No soloutions found for both mitochondrial and cytosolic Acetyl-CoA
Here we used the iMT1026v3 model to perform FSEOF with mitochondrial Acetyl CoA as a target.
| Target: AcetylCoA m | Flux begining | Flux end | Change |
|---|---|---|---|
| H2Ot H2O transport via diffusion PAS_chr3_0763 | -278.174 | -356.926 | 0.787521 |
| GLUDxi glutamate dehydrogenase (NAD) PAS_chr2-1_0311 | 0.507641 | 0.055312 | 0.452329 |
| PDHcm pyruvate dehydrogenase (dihydrolipoamide dehydrogenase) PAS_chr2-1_0089 or PAS_chr2-2_0048 or PAS_chr1-3_0094 | 0.605326 | 0.329448 | 0.275878 |
| FRDO frdo PAS_chr3_0058 | -0.03704 | -0.30093 | 0.263891 |
| ICDOXSUCm Isocitrate:NADP+ oxidoreductase PAS_chr2-1_0120 and PAS_chr4_0580 | 0.283293 | 0.063642 | 0.219651 |
| OSUCCCLm oxalosuccinate carboxy-lyase (2-oxoglutarate-forming) PAS_chr2-1_0120 and PAS_chr4_0580 | 0.283293 | 0.063642 | 0.219651 |
| SUCD1m succinate dehydrogenase PAS_chr3_0225 | 0.230071 | 0.057793 | 0.172278 |
| SUCD3_u6m succinate dehydrogenase (ubiquinone-6), mitochondrial PAS_chr3_1111 and PAS_chr2-2_0283 and PAS_chr4_0733 and PAS_chr1-4_0487 and PAS_chr3_0424 | 0.230071 | 0.057793 | 0.172278 |
| AKGDH1 2-Oxogluterate dehydrogenase PAS_chr2-1_0089 | 0.22385 | 0.05711 | 0.16674 |
| AKGDH2 2-Oxogluterate dehydrogenase PAS_chr2-1_0089 0.22385 0.05711 | 0.22385 | 0.05711 | 0.16674 |
| 10FTHFtm 10-Formyltetrahydrofolate mitochondrial transport via diffusion | -0.03699 | -0.20197 | 0.164986 |
| GLUDyi glutamate dehydrogenase (NADP) PAS_chr1-1_0107 | 0.836535 | 0.685176 | 0.151359 |
| Ht H+ diffusion | -0.41045 | -0.53987 | 0.129425 |
| PGK phosphoglycerate kinase PAS_chr1-4_0292 | -0.70111 | -0.80223 | 0.101124 |
| GAPD glyceraldehyde-3-phosphate dehydrogenase PAS_chr2-1_0437 | 0.701107 | 0.802231 | -0.101124 |
| GLNS glutamine synthetase PAS_chr4_0785 | 0.088692 | 0.207654 | -0.118962 |
| FUM fumarase PAS_chr3_0647 0.038788 0.20217 | 0.038788 | 0.20217 | -0.163382 |
| MTHFCm methenyltetrahydrifikate cyclohydrolase, mitochondrial PAS_chr1-4_0632 | 0.036985 | 0.201971 | -0.164986 |
| MTHFDm methylenetetrahydrofolate dehydrogenase (NADP), mitochondrial PAS_chr1-4_0632 | 0.036985 | 0.201971 | -0.164986 |
| THFtm 5,6,7,8-Tetrahydrofolate transport, diffusion, mitochondrial 0.036985 0.201971 | 0.036985 | 0.201971 | -0.164986 |
| PPA inorganic diphosphatase PAS_chr1-3_0028 or PAS_chr1-3_0070 or PAS_chr2-1_0101 | 0.204803 | 0.41832 | -0.213517 |
| PGCD phosphoglycerate dehydrogenase PAS_chr2-1_0657 | 0.06652 | 0.304171 | -0.237651 |
| PSERT phosphoserine transaminase PAS_chr3_0566 | 0.06652 | 0.304171 | -0.237651 |
| PSP_L phosphoserine phosphatase (L-serine) PAS_chr4_0285 | 0.06652 | 0.304171 | -0.237651 |
| PIt2r phosphate reversible transport via symport PAS_chr3_0495 or PAS_chr4_0337 or PAS_chr2-1_0235 | 0.043446 | 0.301635 | -0.258189 |
| ADK1 adenylate kinase PAS_chr3_0257 | 0.105745 | 0.407435 | -0.30169 |
| NH4t ammonia reversible transport PAS_chr1-4_0394 or PAS_chr2-2_0391 | 0.401186 | 0.736762 | -0.335576 |
We have successfully identified potential target genes for both overexpression and knockout.
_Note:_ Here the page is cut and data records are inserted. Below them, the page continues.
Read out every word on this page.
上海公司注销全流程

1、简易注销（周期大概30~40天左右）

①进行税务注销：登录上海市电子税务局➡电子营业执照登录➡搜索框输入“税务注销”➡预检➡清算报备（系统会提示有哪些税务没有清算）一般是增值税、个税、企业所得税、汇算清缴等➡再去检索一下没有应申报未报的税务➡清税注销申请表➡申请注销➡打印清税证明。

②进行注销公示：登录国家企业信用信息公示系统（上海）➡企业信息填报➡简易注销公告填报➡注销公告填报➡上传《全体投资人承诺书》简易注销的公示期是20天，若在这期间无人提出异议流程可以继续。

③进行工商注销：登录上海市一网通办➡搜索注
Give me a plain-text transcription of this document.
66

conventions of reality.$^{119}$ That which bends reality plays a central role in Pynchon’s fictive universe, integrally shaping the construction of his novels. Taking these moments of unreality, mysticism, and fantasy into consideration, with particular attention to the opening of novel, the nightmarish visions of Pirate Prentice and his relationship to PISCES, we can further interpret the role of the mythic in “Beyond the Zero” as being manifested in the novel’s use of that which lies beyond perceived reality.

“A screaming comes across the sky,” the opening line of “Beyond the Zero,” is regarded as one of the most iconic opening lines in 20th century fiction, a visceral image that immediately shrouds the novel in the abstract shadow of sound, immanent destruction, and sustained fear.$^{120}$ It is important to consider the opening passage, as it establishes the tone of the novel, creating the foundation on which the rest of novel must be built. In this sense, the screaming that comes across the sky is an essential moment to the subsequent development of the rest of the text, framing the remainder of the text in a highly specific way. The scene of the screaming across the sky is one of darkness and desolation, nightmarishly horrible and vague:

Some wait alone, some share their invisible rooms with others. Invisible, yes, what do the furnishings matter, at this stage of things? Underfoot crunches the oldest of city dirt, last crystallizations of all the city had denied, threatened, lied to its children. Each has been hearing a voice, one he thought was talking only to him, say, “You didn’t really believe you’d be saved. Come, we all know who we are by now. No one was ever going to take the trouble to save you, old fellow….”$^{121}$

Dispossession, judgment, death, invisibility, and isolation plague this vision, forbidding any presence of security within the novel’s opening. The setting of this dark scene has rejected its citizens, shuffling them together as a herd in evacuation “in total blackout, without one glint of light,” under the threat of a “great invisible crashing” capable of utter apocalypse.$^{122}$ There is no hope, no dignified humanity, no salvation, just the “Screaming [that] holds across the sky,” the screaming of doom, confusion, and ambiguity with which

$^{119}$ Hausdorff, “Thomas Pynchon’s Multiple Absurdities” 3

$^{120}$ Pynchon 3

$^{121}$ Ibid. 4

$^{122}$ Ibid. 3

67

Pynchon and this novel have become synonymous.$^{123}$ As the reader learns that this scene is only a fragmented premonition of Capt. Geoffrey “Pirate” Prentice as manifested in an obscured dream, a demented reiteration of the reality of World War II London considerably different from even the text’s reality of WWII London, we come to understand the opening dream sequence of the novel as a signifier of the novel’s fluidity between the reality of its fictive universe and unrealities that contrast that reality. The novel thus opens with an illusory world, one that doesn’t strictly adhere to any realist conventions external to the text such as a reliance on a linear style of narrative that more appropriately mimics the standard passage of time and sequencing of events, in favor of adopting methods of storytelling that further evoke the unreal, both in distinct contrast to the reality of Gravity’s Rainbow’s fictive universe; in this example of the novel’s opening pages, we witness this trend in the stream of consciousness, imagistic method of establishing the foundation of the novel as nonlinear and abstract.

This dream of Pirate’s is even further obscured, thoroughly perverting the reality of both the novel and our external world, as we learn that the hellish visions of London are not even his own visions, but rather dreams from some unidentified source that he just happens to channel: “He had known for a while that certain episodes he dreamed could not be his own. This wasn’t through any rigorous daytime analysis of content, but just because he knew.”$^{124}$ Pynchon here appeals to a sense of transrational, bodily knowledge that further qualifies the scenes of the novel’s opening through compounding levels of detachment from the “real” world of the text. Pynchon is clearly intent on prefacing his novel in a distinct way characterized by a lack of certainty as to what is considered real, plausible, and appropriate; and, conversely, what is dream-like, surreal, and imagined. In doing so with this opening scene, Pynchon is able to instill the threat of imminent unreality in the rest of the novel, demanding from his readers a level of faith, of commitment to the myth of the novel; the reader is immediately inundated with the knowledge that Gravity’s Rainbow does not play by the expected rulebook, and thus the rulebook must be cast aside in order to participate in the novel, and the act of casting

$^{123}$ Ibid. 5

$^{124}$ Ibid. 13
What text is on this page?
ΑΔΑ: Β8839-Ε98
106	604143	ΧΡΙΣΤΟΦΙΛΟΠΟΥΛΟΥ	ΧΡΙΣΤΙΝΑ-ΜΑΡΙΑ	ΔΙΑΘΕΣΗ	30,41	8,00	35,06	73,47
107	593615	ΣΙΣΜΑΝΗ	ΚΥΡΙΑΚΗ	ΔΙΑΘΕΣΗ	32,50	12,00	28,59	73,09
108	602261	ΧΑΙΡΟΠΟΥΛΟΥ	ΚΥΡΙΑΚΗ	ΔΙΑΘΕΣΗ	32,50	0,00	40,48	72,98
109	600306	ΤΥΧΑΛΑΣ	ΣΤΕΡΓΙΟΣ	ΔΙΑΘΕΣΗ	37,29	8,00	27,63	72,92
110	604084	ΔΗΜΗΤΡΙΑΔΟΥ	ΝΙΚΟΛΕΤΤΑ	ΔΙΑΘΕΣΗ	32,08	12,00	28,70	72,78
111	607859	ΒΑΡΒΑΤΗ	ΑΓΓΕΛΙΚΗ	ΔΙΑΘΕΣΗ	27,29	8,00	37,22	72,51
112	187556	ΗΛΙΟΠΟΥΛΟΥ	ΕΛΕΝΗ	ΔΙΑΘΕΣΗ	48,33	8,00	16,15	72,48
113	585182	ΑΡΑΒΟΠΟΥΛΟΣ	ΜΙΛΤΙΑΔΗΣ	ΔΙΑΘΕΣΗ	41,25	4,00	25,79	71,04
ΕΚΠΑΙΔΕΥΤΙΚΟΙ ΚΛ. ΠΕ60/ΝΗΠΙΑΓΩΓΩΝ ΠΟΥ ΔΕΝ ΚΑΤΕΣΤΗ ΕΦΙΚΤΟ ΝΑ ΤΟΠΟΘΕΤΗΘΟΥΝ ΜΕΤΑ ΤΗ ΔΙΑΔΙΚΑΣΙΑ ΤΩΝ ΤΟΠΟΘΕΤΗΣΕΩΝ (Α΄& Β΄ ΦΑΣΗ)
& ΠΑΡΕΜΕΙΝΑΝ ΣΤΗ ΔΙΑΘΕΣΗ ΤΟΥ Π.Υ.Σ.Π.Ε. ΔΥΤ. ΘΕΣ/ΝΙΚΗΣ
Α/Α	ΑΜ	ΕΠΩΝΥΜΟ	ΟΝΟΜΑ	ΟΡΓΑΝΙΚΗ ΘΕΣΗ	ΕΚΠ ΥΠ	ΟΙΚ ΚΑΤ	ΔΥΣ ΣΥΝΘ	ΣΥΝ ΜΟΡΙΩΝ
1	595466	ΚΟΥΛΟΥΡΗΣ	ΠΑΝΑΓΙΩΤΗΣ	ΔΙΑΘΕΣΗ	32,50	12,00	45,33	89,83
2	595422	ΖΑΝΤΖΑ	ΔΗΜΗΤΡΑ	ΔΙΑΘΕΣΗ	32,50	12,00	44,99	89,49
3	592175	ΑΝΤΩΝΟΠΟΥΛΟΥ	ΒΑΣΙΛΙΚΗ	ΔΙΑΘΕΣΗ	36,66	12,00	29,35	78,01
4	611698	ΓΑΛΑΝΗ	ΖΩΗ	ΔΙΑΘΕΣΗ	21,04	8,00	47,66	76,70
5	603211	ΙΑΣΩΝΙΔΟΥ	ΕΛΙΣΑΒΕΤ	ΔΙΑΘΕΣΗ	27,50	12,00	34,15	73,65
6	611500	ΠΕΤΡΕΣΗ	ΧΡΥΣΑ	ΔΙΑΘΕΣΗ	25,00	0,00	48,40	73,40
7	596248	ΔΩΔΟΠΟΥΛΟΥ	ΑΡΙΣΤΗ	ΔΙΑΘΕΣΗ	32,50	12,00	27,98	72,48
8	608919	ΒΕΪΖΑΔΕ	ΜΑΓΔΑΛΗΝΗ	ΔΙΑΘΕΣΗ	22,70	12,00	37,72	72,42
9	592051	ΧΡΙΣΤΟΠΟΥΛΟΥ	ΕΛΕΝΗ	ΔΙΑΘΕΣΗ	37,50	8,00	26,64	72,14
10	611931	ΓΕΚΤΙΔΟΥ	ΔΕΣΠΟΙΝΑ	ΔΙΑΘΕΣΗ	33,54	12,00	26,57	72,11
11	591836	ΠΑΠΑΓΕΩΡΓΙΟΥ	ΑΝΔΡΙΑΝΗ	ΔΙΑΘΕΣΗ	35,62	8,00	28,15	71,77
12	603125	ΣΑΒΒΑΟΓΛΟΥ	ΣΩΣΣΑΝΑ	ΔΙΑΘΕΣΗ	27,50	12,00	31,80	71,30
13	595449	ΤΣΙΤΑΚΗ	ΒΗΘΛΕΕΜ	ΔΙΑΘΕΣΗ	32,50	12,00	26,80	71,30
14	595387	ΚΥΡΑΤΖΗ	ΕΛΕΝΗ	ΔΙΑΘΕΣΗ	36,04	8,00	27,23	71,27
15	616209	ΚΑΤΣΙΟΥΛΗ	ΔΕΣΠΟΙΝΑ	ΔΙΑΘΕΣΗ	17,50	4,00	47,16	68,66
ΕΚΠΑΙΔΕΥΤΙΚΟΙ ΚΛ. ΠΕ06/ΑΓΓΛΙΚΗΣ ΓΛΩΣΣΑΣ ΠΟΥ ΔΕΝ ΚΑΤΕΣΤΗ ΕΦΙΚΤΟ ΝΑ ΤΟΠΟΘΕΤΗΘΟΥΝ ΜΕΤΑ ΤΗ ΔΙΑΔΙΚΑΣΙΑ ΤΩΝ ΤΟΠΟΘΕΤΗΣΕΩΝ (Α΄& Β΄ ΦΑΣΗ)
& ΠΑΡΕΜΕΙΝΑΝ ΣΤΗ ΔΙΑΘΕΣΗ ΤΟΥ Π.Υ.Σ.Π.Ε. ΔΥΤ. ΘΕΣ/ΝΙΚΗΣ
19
It could potentially be beneficial to do modelling on a similar organism like Saccharomyces cerevisiae that has newer and more refined models and compare these results to the results we generated.
More experimental work is necessary to validate our results and further optimize the yield.